The relation between insulin resistance/hyperinsulinemia and cardiovascular diseases has attracted much attention. Insulin affects not only glucose metabolism, but also protein synthesis and cell growth. Insulin stimulates both the phosphatidylinositol 3-kinase (PI3-K) and mitogen-activated protein kinase (MAPK) pathways, but the relationship between cardiovascular disease and selective insulin signal pathways is unclear. We investigated the tissue specificity and intracellular signal transduction selectivity of insulin resistance in the vasculature and skeletal muscle of fructose-fed rats (FFR). Sprague-Dawley rats were fed either normal rat chow (control rats) or fructose-rich chow.

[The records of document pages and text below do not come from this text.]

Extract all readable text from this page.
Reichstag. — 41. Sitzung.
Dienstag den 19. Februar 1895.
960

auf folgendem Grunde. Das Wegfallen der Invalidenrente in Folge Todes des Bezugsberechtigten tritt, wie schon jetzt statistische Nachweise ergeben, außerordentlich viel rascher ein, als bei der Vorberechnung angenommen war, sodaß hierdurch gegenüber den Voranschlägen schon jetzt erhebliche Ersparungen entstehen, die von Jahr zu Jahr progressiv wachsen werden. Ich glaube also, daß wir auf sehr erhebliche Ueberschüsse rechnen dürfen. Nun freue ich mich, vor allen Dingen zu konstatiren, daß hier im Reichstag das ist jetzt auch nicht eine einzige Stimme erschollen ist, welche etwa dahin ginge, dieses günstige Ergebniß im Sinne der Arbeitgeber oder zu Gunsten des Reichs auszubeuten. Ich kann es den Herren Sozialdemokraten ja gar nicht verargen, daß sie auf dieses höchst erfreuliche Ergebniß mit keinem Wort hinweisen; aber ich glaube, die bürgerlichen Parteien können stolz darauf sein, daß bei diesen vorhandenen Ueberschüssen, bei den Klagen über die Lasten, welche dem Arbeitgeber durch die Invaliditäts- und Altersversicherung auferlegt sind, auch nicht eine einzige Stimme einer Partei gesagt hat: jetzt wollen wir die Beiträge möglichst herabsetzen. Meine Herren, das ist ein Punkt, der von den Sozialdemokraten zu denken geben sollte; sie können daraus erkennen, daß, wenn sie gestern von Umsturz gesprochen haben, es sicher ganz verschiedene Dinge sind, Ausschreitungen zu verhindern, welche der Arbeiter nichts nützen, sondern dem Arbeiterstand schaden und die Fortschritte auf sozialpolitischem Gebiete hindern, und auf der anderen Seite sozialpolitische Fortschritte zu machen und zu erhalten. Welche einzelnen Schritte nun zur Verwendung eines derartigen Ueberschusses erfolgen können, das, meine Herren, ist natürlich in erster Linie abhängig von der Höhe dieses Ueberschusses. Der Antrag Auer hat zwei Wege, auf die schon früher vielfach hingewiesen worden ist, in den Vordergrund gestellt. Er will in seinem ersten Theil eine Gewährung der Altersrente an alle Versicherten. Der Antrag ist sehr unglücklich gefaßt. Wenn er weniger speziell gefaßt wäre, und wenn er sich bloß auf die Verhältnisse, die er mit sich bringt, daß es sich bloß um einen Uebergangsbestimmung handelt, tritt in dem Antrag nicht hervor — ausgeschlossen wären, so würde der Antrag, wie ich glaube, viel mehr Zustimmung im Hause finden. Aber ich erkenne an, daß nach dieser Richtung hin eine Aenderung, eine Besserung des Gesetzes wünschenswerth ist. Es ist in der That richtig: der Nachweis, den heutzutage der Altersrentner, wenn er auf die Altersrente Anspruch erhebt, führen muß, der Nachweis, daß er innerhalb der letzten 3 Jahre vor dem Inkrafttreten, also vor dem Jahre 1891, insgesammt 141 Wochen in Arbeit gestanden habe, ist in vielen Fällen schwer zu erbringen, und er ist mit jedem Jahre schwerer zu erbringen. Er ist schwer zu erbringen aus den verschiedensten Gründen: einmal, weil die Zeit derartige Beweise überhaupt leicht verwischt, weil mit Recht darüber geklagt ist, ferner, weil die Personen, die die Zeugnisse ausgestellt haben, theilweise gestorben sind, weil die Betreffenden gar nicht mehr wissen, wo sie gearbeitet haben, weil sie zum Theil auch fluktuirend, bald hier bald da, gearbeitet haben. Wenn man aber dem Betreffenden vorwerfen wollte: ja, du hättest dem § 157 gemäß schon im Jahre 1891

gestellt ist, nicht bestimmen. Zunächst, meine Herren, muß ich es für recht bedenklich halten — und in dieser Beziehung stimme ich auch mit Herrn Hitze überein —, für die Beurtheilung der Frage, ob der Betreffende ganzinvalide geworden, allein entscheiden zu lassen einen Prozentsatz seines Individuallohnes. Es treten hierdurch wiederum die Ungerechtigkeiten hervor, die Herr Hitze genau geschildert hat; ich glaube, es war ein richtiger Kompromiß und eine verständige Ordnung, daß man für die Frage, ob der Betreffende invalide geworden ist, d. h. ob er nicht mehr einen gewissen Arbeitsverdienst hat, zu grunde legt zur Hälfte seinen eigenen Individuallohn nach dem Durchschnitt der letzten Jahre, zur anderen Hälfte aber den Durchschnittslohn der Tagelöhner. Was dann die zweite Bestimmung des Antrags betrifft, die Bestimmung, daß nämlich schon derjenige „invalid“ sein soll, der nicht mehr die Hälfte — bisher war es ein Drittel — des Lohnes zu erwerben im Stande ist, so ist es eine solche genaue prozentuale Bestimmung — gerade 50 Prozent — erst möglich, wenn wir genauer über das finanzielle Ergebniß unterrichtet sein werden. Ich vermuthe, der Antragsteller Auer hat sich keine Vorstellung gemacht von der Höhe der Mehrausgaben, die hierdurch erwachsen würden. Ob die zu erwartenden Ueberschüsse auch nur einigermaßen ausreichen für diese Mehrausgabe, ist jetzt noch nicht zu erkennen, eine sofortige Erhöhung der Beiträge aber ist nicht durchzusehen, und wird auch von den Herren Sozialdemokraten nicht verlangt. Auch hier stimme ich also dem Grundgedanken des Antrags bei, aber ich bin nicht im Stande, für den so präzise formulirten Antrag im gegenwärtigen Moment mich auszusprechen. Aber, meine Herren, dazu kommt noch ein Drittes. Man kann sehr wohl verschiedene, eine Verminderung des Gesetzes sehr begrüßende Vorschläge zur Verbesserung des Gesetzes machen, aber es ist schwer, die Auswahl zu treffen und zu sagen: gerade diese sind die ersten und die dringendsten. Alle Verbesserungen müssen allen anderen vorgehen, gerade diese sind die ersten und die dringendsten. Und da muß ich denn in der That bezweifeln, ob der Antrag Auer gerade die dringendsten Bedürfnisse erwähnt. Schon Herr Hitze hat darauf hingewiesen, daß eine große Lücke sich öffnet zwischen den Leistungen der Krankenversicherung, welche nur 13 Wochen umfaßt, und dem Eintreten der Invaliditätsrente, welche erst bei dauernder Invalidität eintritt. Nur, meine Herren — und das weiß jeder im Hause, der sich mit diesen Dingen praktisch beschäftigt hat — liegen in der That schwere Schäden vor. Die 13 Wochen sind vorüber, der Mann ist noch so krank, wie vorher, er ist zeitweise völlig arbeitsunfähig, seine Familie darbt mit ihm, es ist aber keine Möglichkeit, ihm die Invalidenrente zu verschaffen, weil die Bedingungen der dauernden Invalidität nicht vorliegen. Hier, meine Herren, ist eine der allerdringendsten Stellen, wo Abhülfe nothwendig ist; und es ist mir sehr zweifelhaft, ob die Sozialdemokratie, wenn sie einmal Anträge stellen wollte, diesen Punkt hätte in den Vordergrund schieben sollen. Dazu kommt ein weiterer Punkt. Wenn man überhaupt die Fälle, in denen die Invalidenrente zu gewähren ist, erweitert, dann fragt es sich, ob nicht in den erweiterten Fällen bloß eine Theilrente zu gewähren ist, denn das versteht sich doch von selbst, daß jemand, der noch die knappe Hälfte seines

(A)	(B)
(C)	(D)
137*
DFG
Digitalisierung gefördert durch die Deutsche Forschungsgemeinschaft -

Normal saline with or without 1,000 (microg/kg) insulin was injected, and then the thoracic aorta or soleus muscle was removed under anesthetization. Insulin-induced tyrosine phosphorylation of insulin receptor beta subunit (IRbeta) and insulin receptor substrate-1 (IRS-1) and tyrosine/threonine phosphorylation of p44/42 MAPK (ERK-1/2) were evaluated. There were no significant differences in the degree of phosphorylation of IRbeta or ERK-1/2 in the thoracic aorta or in the soleus muscle between FFR and controls. However, tyrosine phosphorylation of IRS-1 in the soleus muscle of FFR was significantly reduced to 80% (p<0.001) of that in controls. The results suggest that PI3-K pathway in skeletal muscle is selectively impaired in FFR, and this impairment may induce hyperinsulinemia, which in turn may stimulate the MAPK pathway and lead to atherosclerosis. Thus PI3-K pathway may be one of the factors underlying the onset of cardiovascular disease in patients with insulin resistance.